About the speaker:
Dr. Benjamin K. Sovacool is Professor of Energy Policy at the Science Policy Research Unit (SPRU) at the School of Business, Management, and Economics, part of the University of Sussex in the United Kingdom. There he serves as Director of the Sussex Energy Group and Director of the Center on Innovation and Energy Demand which involves the University of Oxford and the University of Manchester. He is also Director of the Center for Energy Technologies and Professor of Business and Social Sciences in the Department of Business Development and Technology at Aarhus University in Denmark. He is a Lead Author of the Intergovernmental Panel on Climate Change’s Sixth Assessment Report (AR6), due to be published in 2022, and an Advisor on Energy to the European Commission’s Directorate General for Research and Innovation in Brussels, Belgium. Professor Sovacool works as a researcher and consultant on issues pertaining to energy policy, energy security, climate change mitigation, and climate change adaptation. More specifically, his research focuses on renewable energy and energy efficiency, the politics of large-scale energy infrastructure, designing public policy to improve energy security and access to electricity, and building adaptive capacity to the consequences of climate change. With much coverage of his work in the international news media, he is one of the most highly-cited global researchers on issues bearing on controversies in energy and climate policy.
About the talk:
A series of biases continue to handicap the energy studies field.

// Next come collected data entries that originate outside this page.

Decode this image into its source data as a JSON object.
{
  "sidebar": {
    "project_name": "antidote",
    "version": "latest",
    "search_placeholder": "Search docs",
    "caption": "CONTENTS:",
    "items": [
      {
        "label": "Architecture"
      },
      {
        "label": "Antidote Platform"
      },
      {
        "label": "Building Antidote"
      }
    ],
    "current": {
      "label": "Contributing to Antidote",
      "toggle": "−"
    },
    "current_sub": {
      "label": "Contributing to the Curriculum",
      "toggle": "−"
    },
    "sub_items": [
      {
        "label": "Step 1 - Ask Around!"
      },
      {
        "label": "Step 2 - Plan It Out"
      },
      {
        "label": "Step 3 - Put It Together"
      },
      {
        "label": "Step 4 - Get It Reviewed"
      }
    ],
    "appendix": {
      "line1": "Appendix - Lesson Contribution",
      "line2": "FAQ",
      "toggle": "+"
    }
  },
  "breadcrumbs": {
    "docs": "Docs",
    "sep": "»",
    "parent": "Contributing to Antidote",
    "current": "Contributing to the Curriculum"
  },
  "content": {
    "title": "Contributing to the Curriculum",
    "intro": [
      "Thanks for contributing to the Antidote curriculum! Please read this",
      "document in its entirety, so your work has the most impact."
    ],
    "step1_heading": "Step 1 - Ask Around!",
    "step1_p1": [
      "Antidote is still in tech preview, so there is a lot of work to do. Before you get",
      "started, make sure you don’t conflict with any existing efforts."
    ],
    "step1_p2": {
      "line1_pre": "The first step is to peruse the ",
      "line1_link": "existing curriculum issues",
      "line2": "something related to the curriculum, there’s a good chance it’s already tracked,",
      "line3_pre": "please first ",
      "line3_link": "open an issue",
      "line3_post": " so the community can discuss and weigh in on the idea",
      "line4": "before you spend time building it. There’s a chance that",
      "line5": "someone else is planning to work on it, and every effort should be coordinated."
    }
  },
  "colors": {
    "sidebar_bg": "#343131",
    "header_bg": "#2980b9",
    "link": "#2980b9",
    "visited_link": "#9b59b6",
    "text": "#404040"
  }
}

Researchers often promote technological solutions to energy problems while ignoring the social processes that deter-mine their acceptance and use, shape the risks they can present, and offer opportunities for achieving energy policy goals with existing technology. Moreover, many assessments ignore the often hidden ethical, moral, or social justice implications of energy technology and infrastructure. This presentation therefore reflects on the state of the energy studies field, and it proposes recommendations for better integrating social science into energy research. Its fundamental argument is that realizing a future energy system that is low-carbon, safe, and reliable will require fuller and more meaningful collaboration between the physical and social sciences.